As the traffic of men with red roses intensified, I slowly became a spectator of a sad picture show of men fearful of the repercussions if they accidentally failed to celebrate the feast of Saint Valentine. Ugh, women can be so fierce, sometimes.
But shouldn't everyday be valentine's day for every couple?
Labels: Relationships et al., Self derision
Tuesday, February 13, 2007
The Anti-Valentine Month # 1: Bashing the male neo-romantic stalker
Some men think that they are eagerly expected from the other party in the love transaction (i.e., women). They strive to teach women some “lessons” about life: they think women’s body language is the key; they watch for the telling spasms, the delirious moans, the subtle whispers in their ear while on the act, the touches, the moves, the words, the signs. Oh yes, THE signs. And they think the woman is their prey, for eternity.Some men just think women like to be asked out in a direct, unromantic way, yet they should beware of spoiling the magic of the moment… but they think the worst case reaction from the other party in the love transaction would be a polite refusal with a shy(ish) smile that is in fact a strong, no-point-of-return objection.

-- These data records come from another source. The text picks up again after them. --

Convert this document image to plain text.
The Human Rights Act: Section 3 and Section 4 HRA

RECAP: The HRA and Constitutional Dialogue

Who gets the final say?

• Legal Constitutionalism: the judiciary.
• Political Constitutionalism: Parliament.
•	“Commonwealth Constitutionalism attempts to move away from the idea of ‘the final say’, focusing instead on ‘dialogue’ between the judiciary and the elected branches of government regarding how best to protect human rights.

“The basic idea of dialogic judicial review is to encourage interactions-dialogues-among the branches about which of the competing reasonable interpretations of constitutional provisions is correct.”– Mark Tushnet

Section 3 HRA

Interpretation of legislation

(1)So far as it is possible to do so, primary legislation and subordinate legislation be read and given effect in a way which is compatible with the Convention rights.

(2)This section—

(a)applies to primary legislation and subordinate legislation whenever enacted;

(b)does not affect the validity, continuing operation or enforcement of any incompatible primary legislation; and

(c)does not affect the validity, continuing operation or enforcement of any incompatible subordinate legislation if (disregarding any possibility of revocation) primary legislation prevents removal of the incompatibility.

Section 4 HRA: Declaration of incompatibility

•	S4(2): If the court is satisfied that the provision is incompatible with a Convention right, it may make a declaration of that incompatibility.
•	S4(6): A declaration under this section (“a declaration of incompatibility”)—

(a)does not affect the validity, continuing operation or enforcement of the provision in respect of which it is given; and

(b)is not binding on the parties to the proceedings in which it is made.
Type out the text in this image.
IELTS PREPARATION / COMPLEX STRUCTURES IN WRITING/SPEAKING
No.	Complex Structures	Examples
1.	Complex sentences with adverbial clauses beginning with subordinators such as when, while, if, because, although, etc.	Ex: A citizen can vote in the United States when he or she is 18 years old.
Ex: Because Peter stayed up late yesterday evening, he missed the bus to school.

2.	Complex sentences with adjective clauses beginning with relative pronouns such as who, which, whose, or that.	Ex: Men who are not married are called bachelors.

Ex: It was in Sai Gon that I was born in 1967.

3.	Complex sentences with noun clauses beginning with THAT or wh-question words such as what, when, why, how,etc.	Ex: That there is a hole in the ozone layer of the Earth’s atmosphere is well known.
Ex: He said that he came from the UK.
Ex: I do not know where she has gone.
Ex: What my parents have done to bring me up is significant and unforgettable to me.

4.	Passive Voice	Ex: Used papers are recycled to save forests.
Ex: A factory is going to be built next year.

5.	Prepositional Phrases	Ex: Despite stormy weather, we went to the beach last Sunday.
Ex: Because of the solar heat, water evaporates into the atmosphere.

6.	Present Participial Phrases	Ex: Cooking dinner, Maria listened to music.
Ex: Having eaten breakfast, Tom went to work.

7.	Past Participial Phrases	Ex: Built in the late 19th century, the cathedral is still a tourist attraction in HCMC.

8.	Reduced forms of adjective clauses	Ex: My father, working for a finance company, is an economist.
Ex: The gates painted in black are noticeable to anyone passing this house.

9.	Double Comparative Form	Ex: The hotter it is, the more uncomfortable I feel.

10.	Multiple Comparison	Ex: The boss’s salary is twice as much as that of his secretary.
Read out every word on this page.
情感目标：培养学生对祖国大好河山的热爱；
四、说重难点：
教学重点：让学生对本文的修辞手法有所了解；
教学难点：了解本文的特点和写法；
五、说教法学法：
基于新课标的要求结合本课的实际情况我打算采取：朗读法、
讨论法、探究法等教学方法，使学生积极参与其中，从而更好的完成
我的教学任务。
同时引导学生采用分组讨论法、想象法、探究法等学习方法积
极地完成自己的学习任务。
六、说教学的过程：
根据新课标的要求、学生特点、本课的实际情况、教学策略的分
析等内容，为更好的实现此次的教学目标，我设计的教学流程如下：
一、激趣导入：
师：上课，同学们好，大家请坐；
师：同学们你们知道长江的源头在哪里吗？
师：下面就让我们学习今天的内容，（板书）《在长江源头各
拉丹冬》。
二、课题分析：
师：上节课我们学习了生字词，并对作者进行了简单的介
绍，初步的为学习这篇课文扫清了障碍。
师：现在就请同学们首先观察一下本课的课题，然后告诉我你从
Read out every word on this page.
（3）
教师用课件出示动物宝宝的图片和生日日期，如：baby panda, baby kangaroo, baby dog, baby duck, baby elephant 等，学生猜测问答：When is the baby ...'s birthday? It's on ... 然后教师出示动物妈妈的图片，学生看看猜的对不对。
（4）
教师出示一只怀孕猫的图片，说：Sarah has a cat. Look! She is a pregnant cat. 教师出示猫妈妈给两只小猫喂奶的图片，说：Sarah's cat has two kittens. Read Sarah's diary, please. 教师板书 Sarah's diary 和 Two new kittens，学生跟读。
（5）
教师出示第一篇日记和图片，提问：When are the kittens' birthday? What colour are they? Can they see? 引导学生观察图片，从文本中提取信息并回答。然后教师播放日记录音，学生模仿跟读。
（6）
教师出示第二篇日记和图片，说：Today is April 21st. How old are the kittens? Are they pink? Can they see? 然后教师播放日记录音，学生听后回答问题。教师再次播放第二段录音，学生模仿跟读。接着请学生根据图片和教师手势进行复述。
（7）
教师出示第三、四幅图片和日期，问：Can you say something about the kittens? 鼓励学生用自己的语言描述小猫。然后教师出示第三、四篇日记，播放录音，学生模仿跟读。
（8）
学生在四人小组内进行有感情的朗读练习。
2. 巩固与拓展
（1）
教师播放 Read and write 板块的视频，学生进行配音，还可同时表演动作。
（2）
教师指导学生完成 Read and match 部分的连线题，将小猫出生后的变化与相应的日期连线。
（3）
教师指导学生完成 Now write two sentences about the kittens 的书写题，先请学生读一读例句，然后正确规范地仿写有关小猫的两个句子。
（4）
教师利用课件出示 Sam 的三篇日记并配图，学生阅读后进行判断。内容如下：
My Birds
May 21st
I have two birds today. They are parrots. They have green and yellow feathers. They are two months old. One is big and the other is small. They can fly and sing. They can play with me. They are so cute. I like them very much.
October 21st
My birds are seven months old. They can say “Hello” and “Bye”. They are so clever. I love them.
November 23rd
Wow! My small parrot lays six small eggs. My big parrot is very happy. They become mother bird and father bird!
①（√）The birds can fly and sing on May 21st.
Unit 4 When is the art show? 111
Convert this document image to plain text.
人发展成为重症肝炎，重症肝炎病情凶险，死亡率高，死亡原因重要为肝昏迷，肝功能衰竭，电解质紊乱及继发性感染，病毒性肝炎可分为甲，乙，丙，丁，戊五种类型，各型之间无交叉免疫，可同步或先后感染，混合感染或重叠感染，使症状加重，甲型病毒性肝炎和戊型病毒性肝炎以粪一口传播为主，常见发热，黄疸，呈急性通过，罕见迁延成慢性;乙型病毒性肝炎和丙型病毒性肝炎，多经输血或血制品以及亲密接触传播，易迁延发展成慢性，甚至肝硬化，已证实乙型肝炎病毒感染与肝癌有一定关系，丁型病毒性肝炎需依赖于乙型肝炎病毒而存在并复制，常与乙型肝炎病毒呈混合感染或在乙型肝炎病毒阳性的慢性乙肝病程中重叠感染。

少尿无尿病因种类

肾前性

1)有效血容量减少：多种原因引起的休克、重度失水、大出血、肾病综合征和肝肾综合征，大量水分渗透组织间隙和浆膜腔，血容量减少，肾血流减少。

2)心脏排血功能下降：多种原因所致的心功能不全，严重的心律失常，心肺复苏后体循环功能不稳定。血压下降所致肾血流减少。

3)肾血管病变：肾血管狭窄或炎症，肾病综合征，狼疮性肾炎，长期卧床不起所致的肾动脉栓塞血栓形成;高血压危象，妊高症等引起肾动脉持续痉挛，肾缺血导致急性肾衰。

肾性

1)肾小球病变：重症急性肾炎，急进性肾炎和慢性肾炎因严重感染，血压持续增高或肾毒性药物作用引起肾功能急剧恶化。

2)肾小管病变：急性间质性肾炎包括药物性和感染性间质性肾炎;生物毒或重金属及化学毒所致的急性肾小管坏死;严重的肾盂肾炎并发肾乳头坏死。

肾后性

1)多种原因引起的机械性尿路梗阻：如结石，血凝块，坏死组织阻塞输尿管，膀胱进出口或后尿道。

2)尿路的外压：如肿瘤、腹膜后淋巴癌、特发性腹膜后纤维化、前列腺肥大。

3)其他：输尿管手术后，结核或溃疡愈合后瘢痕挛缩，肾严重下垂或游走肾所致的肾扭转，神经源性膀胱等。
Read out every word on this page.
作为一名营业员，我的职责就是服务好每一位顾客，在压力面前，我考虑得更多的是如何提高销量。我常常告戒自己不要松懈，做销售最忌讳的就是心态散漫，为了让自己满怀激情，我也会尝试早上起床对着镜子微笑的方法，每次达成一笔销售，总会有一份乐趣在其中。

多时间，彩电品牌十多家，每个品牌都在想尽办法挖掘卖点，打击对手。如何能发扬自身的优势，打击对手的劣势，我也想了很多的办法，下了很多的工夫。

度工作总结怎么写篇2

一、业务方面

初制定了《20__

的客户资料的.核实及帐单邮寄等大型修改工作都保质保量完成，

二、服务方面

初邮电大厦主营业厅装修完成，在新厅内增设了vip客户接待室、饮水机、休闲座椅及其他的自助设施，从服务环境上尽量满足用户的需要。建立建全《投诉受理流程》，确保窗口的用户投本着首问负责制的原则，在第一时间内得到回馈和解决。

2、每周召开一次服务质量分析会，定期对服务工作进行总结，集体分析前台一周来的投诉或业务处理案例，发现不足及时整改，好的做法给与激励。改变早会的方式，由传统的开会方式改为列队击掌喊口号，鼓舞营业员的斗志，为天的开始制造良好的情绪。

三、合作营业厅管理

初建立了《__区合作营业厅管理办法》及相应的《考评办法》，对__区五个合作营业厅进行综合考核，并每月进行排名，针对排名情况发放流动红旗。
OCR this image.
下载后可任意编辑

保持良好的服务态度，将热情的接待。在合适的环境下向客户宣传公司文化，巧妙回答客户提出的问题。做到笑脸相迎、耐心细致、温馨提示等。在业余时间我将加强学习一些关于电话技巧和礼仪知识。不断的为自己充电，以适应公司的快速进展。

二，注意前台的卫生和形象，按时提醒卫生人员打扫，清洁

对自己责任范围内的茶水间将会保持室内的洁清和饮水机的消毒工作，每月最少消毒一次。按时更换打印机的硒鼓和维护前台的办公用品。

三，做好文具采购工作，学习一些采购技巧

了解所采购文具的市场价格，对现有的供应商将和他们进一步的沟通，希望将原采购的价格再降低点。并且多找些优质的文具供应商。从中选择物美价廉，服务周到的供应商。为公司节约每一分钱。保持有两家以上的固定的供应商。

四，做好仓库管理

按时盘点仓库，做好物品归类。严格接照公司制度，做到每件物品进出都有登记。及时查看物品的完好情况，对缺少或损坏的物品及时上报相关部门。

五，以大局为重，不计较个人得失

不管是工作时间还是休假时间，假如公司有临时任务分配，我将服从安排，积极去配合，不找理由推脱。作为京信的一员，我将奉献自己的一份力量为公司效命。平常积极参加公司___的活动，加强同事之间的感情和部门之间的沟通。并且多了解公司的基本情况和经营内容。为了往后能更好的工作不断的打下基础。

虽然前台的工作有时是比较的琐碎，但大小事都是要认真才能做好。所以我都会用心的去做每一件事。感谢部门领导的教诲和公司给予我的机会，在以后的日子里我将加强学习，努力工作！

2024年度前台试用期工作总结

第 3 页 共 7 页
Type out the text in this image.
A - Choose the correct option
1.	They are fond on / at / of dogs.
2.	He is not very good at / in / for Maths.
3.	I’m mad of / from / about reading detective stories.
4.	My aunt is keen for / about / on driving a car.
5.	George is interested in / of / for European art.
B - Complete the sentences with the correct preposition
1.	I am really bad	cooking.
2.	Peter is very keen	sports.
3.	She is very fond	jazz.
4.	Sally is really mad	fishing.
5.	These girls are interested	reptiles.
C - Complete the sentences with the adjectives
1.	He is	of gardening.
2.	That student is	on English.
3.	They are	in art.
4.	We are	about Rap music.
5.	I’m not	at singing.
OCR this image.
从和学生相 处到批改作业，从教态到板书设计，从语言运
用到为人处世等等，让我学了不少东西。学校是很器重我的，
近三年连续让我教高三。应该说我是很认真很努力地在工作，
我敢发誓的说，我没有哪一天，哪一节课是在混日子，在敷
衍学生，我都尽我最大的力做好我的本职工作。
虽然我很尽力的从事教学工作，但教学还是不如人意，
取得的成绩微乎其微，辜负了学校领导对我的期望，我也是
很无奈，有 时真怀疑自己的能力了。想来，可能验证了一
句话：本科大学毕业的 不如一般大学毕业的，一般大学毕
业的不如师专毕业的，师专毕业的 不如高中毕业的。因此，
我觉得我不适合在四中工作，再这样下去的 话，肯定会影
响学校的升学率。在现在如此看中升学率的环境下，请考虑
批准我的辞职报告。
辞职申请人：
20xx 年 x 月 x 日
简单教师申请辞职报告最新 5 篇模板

Also some men are afraid of a strange virus that could be transmitted by the female gender. Oh God forbid, it’s not a STD. It’s related to reproduction. I agree, gentlemen, this is a well-founded fear, especially in overpopulated promiscuity-ridden modern cities where living in a tiny one-bedroom apartment is already a pure luxury. So usually, men like to opt for a “raincoat” throughout the rainy processes. Totally legitimate, after all, women are so unpredictable, we can never be sure of anyone nowadays…
One thing though for you gentlemen, abstain from considering women’s muteness as signaling acceptance and consent. Some women are well known for their lack of skills in saying the right thing at the right time, love or reproduction notwithstanding. Okay, I admit, maybe some women are notorious in picking the wrong people. Beware gents, in any case, we are very esoteric people. Never underestimate that.
Finally, just a word of advice gentlemen, some women just like to get in and out. They don’t want the chit chat.